In the Malay Archipelago homosexual love is common,[10] though not in all of the islands.[11] It is widely spread among the Bataks of Sumatra.[12] In Bali it is practised openly, and there are persons who make it a profession.[13] The basir of the Dyaks are men who make their living by witchcraft and debauchery. They “are dressed as women, they are made use of at idolatrous feasts and for sodomitic abominations, and many of them are formally married to other men.”[14] Dr. Haddon says that he never heard of any unnatural offences in Torres Straits;[15] but in the Rigo district of British New Guinea several instances of pederasty have been met with,[16] and at Mowat in Daudai it is regularly indulged in.[17] Homosexual love is reported as common among the Marshall Islanders[18] and in Hawaii.[19] From Tahiti we hear of a set of men called by the natives mahoos, who “assume the dress, attitude, and manners, of women, and affect all the fantastic oddities and coquetries of the vainest of females. They mostly associate with the women, who court their acquaintance. With the manners of the women, they adopt their peculiar employments…. The encouragement of this abomination is almost solely confined to the chiefs.”[20] Of the New Caledonians M. Foley writes:—“La plus grande fraternité n’est pas chez eux la fraternité uterine, mais la fraternité des armes. Il en est ainsi surtout au village de Poepo.
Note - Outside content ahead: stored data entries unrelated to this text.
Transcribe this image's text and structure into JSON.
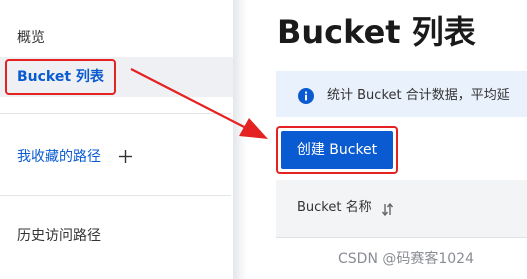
{
  "sidebar": {
    "items": [
      {
        "label": "概览"
      },
      {
        "label": "Bucket 列表"
      },
      {
        "label": "我收藏的路径"
      },
      {
        "label": "历史访问路径"
      }
    ]
  },
  "main": {
    "title": "Bucket 列表",
    "info_banner": {
      "icon": "info-icon",
      "text": "统计 Bucket 合计数据，平均延"
    },
    "create_button_label": "创建 Bucket",
    "table": {
      "columns": [
        {
          "label": "Bucket 名称",
          "sortable": true
        }
      ]
    }
  },
  "watermark": "CSDN @码赛客1024",
  "colors": {
    "accent": "#0a5bd1",
    "annotation": "#e52222",
    "banner_bg": "#e8f1fc"
  }
}
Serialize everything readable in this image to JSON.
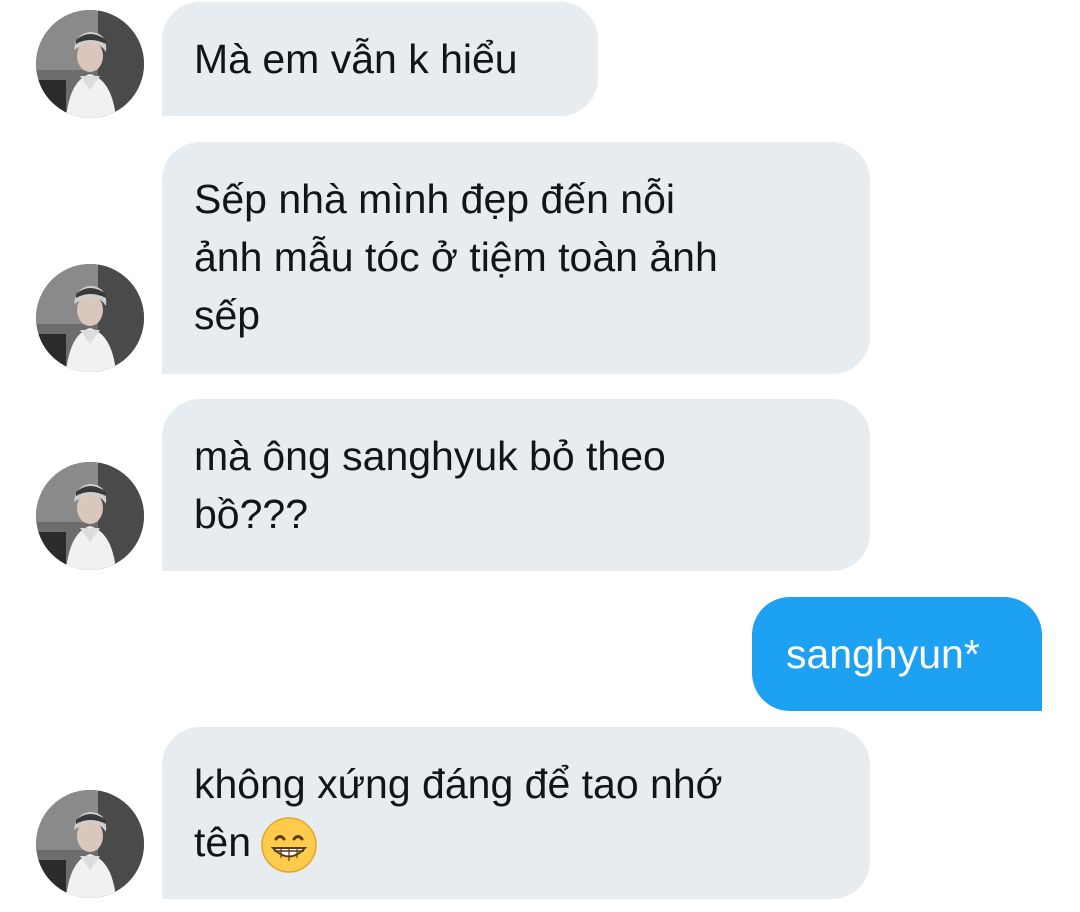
{
  "chat": {
    "messages": [
      {
        "direction": "incoming",
        "lines": [
          "Mà em vẫn k hiểu"
        ]
      },
      {
        "direction": "incoming",
        "lines": [
          "Sếp nhà mình đẹp đến nỗi",
          "ảnh mẫu tóc ở tiệm toàn ảnh",
          "sếp"
        ]
      },
      {
        "direction": "incoming",
        "lines": [
          "mà ông sanghyuk bỏ theo",
          "bồ???"
        ]
      },
      {
        "direction": "outgoing",
        "lines": [
          "sanghyun*"
        ]
      },
      {
        "direction": "incoming",
        "lines": [
          "không xứng đáng để tao nhớ",
          "tên"
        ],
        "emoji": "grinning-face-emoji"
      }
    ]
  },
  "colors": {
    "incoming_bubble": "#e6ecf0",
    "outgoing_bubble": "#1da1f2",
    "incoming_text": "#111418",
    "outgoing_text": "#ffffff"
  }
}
Il est vrai que cette fraternité des armes est compliquée de pédérastie.”[21]
[10] Wilken, ‘Plechtigheden en gebruiken bij verlovingen en huwelijken bij de volken van den Indischen Archipel,’ in Bijdragen tot de taal- land- en volkenkunde van Nederlandsch-Indië, xxxiii. (ser. v. vol. iv.) p. 457 sqq.
[11] Crawfurd, History of the Indian Archipelago, iii. 139. Marsden, History of Sumatra, p. 261.